My journey, however, is a challenging one for two prominent reasons. The first challenge is that I am limited to observing gas in clouds for which icy abundances are already known. Comparing gas from a protostar in the Perseus molecular cloud to icy grains in the Taurus cloud cannot reliably tell me about interstellar COM formation, just like comparing the stones that make up the Egyptian pyramids to clays in Central America will not help an archaeologist understand building materials made along the Nile. The second challenge in using isotope ratios to understand interstellar chemistry is that 13C is far less abundant—an estimated 60 times on average less abundant—than 12C. This means that for most COMs which are difficult to observe as it is, their 13C counterparts will be even more difficult to see, if at all. If these observational challenges can be overcome, however, 13C/12C ratios could be key artifacts in the quest to learn how some of the earliest molecules came to be. Nevertheless, I dig through the data, hoping to capture a glimpse of the chemistry that very well could have resulted in you and me.

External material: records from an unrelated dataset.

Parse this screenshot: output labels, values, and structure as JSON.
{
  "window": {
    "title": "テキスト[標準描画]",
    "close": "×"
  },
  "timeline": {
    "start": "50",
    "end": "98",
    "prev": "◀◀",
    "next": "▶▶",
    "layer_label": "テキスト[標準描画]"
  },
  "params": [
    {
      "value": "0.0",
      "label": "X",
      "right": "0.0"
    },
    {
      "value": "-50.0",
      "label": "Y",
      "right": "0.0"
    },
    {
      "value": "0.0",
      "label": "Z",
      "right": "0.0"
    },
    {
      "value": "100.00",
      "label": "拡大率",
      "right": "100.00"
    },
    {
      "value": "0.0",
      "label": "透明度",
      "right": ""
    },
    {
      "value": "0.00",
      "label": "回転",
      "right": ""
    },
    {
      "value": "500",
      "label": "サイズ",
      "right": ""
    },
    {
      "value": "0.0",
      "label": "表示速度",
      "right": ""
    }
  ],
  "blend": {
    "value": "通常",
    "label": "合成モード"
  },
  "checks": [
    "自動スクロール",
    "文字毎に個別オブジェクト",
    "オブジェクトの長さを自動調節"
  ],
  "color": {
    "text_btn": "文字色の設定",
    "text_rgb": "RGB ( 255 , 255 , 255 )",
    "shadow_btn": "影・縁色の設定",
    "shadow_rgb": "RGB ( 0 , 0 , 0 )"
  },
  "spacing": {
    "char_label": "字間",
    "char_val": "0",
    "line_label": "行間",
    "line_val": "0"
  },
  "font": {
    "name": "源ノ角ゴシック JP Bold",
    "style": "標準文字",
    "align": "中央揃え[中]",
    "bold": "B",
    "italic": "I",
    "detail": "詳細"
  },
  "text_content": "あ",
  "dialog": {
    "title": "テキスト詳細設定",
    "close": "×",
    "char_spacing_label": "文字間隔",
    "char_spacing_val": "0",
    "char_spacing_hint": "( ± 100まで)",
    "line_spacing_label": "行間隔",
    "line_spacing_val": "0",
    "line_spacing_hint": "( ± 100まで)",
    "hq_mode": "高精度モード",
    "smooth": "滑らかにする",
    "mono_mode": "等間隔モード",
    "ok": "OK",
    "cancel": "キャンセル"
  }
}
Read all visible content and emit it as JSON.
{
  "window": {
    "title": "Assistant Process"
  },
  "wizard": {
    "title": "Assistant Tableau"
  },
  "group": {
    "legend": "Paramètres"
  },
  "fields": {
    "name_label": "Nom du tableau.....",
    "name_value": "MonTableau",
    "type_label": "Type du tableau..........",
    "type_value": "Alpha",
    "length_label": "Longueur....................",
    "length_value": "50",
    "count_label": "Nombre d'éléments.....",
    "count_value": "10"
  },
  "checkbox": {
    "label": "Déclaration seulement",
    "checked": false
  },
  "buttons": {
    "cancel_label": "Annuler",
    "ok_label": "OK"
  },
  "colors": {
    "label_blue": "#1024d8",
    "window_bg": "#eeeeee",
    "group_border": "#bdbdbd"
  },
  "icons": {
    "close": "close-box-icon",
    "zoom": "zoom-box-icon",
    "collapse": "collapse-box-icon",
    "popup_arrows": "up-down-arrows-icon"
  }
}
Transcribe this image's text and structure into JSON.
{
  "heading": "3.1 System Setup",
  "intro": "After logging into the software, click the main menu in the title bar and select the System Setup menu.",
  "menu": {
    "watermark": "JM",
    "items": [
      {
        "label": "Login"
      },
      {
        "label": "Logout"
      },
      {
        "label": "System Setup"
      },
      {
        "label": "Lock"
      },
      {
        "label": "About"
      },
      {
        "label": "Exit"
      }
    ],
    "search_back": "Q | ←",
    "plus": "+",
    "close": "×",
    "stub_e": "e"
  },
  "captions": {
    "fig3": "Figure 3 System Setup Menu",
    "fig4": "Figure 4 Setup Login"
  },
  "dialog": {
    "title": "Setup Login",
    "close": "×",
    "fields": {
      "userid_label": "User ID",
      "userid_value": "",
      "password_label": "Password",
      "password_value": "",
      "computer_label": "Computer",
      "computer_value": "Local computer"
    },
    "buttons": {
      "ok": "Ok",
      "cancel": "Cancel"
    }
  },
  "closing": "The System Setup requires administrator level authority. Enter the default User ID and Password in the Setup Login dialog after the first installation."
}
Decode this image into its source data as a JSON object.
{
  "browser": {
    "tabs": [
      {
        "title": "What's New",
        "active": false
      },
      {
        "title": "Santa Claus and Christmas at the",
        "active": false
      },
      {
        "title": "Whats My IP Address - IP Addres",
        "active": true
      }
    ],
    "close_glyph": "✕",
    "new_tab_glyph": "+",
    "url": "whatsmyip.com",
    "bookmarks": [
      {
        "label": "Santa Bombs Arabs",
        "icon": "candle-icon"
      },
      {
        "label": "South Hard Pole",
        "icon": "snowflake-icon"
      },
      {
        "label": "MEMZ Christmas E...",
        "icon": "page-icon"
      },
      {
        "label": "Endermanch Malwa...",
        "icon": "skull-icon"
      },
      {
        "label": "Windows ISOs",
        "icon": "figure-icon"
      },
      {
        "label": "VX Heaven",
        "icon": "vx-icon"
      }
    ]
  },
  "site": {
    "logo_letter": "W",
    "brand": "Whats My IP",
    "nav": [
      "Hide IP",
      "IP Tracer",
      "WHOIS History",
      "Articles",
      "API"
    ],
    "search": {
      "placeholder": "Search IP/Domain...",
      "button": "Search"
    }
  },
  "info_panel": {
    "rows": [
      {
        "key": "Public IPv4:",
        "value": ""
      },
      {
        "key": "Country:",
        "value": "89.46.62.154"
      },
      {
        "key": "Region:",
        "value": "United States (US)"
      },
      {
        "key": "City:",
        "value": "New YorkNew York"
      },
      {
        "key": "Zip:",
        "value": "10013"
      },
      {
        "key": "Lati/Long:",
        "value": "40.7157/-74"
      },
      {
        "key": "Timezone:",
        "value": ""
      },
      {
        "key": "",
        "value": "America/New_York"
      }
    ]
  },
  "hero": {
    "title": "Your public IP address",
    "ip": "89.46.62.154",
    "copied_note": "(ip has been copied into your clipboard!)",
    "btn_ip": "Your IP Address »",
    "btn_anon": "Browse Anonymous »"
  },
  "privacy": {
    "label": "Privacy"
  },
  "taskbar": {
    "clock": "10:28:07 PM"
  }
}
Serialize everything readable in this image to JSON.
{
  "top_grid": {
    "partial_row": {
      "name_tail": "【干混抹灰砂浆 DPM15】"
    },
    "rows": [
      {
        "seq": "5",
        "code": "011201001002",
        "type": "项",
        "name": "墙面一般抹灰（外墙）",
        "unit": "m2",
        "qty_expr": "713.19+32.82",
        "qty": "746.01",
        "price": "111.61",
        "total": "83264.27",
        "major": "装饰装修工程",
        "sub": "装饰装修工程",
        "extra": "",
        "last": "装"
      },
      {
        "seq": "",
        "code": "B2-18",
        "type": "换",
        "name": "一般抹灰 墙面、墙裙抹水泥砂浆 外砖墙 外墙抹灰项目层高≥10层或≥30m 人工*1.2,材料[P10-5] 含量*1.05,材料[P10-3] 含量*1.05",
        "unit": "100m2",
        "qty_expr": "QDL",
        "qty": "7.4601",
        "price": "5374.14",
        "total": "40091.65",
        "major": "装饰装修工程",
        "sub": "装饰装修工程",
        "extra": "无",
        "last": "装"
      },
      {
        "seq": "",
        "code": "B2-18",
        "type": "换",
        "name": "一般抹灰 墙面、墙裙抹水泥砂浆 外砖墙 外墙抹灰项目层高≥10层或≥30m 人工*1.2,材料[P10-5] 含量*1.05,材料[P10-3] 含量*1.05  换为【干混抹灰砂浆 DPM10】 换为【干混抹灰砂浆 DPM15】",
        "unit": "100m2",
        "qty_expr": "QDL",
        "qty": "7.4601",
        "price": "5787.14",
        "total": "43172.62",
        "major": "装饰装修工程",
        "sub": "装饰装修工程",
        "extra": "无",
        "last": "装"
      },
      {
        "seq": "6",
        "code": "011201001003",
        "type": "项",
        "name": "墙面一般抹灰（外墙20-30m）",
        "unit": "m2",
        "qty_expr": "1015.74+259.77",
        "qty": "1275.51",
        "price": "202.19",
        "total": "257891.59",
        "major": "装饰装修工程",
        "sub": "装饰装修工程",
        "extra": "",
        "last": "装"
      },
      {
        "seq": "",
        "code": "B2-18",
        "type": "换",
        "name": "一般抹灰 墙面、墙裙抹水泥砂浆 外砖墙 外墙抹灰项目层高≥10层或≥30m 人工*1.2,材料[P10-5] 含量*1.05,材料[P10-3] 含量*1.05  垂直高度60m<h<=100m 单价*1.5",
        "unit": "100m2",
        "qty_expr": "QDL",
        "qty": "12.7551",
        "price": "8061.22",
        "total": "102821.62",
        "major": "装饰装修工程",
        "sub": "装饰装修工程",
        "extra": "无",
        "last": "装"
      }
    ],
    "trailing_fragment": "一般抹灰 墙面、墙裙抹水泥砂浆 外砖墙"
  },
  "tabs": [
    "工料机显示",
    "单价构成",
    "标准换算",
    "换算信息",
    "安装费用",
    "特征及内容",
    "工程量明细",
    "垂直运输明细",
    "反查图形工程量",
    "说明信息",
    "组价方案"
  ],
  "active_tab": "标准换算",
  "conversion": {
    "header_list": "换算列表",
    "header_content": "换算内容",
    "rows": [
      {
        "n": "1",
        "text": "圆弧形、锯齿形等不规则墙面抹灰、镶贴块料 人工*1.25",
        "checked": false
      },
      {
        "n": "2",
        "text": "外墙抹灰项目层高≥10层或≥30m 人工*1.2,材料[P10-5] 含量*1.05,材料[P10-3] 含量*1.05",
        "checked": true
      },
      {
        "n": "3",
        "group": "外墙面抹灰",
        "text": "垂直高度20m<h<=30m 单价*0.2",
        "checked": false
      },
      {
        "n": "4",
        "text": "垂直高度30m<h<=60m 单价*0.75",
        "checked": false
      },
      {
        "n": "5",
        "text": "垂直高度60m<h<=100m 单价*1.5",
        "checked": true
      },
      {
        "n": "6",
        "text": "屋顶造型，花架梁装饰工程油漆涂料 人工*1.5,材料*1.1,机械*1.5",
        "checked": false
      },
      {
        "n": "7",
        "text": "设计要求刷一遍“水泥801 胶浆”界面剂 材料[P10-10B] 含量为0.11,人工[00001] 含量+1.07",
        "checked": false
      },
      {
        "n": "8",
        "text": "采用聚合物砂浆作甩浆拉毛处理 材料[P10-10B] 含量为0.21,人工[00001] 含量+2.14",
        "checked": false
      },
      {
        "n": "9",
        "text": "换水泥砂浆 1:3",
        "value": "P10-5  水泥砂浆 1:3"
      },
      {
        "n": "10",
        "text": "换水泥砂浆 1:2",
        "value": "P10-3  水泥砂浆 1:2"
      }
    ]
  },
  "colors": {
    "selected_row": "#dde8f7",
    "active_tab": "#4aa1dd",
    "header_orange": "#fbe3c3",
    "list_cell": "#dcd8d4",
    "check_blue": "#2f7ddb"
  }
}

As an astrochemist, I am fulfilling my childhood dream of becoming an archaeologist by digging into the evolution of chemistry hundreds of lightyears away. I am a chemist with little need for a lab coat; my only connection to the chemicals I study is electromagnetic radiation signatures collected by a telescope. Using isotope ratios, I am tracing chemistry back to its interstellar molecular origins. I am an archaeologist figuring out where an artifact came from—only my map is in the stars and I chisel away at my dig site using computer code.